TechnipFMC’s Subsea division has reported inbound orders of $1.5 billion in the first quarter of 2021, more than double compared to the fourth quarter of the prior year.
Subsea reported first-quarter revenue of $1.3 billion, an increase of 10.6 per cent from the same period in 2020, said to be largely driven by higher project and services activity.
The division saw an Adjusted EBITDA of $135 million, an almost 29 per cent increase compared to $105 million from the fourth quarter of the previous year.
In Q1 2021, the division’s operating profit was $37 million, an improvement said to be due to the significant reduction in non-cash impairment charges as well as cost reduction initiatives and increased installation activity.
“Our first quarter as a leading pure-play, technology and services provider to both traditional and new energy industries was an exceptional start. We delivered solid financial results in both Subsea and Surface Technologies, largely driven by strong operational execution,” said Doug Pferdehirt, Chairman and CEO of TechnipFMC.
“In Subsea, inbound orders more than doubled sequentially to $1.5 billion, with increased adoption of Subsea 2.0™ technologies. Integrated projects comprised nearly 40 percent of segment orders and included an award for Petronas’ first deepwater project, Limbayong, which will benefit from the seamless integration of both iEPCI™ and Subsea 2.0™.”
Total company revenue in the first quarter was $1.6 billion, a 3.1 per cent rise compared to Q4 2020. The Adjusted EBITDA was $165.2 million, a 107.3 per cent boost from the $79.9 million in the fourth quarter of the previous year.
According to Pferdehirt, TechnipFMC anticipates a Subsea outlook of more than $4 billion in inbound orders in 2021.

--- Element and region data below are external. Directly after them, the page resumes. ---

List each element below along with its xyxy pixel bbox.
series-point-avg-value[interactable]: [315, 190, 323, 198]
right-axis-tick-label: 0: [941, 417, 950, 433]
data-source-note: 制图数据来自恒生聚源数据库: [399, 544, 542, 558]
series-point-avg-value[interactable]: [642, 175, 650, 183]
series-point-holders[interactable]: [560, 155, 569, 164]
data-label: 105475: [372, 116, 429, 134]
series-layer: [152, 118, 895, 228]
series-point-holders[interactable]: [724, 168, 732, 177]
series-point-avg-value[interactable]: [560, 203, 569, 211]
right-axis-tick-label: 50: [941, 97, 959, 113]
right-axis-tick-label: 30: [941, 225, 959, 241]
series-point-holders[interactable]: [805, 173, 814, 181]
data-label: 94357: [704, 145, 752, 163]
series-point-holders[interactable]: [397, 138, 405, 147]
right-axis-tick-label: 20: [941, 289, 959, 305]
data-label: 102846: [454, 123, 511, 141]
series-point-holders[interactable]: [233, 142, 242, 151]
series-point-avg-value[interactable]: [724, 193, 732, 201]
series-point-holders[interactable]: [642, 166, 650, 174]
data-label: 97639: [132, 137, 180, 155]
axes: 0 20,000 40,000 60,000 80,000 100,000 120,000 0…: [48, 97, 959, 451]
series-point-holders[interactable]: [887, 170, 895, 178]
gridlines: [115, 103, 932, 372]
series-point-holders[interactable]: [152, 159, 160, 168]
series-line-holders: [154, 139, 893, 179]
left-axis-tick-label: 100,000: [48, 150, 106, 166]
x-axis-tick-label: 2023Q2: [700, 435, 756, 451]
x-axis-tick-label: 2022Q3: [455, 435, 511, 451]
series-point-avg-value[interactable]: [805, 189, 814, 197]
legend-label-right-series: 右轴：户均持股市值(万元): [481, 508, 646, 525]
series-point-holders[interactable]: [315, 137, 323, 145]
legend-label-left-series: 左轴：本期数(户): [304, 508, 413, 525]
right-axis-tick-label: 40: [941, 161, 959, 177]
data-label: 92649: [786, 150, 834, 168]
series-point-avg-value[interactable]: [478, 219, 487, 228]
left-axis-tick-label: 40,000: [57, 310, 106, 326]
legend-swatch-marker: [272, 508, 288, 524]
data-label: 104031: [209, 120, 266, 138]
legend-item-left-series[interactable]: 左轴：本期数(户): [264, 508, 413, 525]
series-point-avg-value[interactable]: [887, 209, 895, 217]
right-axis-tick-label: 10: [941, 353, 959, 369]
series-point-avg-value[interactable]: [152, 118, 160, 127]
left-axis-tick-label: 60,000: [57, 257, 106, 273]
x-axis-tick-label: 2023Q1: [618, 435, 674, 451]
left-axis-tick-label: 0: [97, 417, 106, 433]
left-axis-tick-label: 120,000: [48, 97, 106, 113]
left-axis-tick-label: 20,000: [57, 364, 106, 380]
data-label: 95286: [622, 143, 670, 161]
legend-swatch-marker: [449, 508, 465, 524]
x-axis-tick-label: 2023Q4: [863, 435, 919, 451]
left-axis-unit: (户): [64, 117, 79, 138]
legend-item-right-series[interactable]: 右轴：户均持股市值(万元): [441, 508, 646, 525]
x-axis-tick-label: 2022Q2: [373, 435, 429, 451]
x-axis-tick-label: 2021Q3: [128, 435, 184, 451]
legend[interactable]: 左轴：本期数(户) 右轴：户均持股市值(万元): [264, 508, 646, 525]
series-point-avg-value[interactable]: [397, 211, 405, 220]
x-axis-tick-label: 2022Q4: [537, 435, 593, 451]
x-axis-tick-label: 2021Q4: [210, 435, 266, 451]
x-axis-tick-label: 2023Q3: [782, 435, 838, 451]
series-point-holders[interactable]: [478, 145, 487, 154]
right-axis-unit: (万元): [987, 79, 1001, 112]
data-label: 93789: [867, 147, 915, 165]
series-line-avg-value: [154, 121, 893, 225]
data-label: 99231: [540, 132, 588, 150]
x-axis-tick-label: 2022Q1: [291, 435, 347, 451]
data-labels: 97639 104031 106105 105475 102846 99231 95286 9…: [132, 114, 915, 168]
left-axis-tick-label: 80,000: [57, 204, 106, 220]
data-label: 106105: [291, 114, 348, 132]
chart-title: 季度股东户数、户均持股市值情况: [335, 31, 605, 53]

To remind, TechnipFMC and Technip Energies were separated into two independent, publicly-traded companies in February, with TechnipFMC moving forward in two business segments – Subsea and Surface Technologies.
Shortly after, Technip Energies agreed to buy €20 million equivalent of its own shares from TechnipFMC. After the acquisition, TechnipFMC’s stake in Technip Energies will be circa 31 per cent.